Now given the context of schools - they key things to do would appear to be to try and spot the signals and engage in contingent thinking

Create feedback loops and adaptive mechanisms

Often the signals that school-leaders may need to be aware that what may be 'hitting' the school, is doing so at some 'organisational' distance from the senior leadership team.  With that in mind - school senior leaders need to engage in real and genuine dialogue with front-line staff - be it school administrators, caretakers, teaching assistants, teachers and others - to keep in in touch with what is happening on the ground.  Second, it's not enough just to get the feedback, it's necessary to act upon it.
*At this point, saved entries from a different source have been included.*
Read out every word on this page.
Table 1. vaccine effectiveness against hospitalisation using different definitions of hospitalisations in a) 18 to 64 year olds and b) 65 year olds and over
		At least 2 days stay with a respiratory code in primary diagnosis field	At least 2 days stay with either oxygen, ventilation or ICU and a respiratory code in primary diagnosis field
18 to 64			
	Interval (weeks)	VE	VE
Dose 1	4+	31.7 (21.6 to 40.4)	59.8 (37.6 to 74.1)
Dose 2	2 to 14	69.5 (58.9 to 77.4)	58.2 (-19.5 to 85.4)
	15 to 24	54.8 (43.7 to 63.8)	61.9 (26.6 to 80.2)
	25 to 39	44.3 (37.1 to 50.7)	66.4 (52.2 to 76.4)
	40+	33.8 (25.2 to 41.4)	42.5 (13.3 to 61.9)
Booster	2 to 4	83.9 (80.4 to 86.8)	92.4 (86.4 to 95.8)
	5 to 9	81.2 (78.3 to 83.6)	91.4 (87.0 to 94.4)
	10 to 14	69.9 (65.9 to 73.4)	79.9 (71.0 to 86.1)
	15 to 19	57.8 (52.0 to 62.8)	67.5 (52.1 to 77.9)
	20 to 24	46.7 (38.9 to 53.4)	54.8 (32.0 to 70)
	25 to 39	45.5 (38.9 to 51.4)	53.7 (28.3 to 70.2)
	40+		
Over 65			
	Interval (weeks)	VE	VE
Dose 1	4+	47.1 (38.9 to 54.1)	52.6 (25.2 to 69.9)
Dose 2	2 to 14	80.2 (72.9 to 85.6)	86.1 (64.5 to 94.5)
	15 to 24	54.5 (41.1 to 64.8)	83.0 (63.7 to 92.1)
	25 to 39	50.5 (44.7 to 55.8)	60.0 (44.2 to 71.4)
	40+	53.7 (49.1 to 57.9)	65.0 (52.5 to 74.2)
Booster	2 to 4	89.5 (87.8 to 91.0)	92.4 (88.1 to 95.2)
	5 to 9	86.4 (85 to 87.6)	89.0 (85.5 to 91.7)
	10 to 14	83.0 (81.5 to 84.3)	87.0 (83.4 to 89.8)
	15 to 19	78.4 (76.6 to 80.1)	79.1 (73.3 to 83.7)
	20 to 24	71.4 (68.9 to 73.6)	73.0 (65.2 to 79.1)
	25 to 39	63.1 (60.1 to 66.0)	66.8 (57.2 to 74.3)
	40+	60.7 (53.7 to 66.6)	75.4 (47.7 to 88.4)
Reeves talks about out organisations (and schools) having to be ambidextrous - i.e the ability to run the existing school, whilst at the same time reinventing the school in response to the new environment.

Foster trust and reciprocity

Complex adaptive systems require co-operation if they are to survive.  The interests of different schools with a MAT or TSA  or staff who work in them may at times be in conflict.  However, if schools and individuals purse their own interests - then then system as a whole becomes weaker.  Incentives need to be put in place to foster trust and reciprocity.  One way might be ensure that promotion opportunities are given to colleagues who an can not only lead their functional area but contribute to the good of the system as a whole.  The flip side of this - is no matter how 'good' a HOD maybe in leading their department - if this is at the cost of the school as whole, other actions may need to be taken.

Limitations of the model

Keven Bartle kindly reviewed this post before publication and suggested that Reeves et al's model has a number of limitations within a school setting.  Keven argues : One of the inherent tensions in the Reeves approach (and of leveraging complexity in a school environment generally) is that it rather assumes that the leader can see the whole leadership landscape of the school ecology from the outside, as some kind of impartial objective observer and coordinate the very different dynamics to organisational effect. In doing so there is almost the assumption that leadership is a fixed property in charge of the non-fixed properties of agency and interaction and so forth. In doing so it possibly risks reifying the notion of heroic leadership even as it suggests the opposite is true elsewhere in the organisational architecture. 

Perhaps this is inevitable in hierarchical organisations, or maybe there's something that needs to underpin this about the need to de-leader oneself that comes before the "headteacher needs to ensure THEIR schools" bit of the post. It may be fraught with inherent contradictions but such is the nature of chaos and complexity. The key bit before anything else is accepting paradoxes (including the unleading leader). If I follow this logic all the way then it leads to a position that is utterly cooperative in which "OUR school" replaces "MY school" in every element of the hierarchical leadership domains, recruitment (people), professional development (ideas) and strategic planning (actions).  (private email correspondence)

And finally ....

If we accept the notion of the school being a complex adaptive system, being nested in a range of other systems, then this probably has a number of implications for headteachers and senior teams in how they go about their work leading their schools.  Reeves et al may not have all the answers or even the beginning of the questions, but they do provide at the very least is both a framework and agenda for discussion, both within and between schools.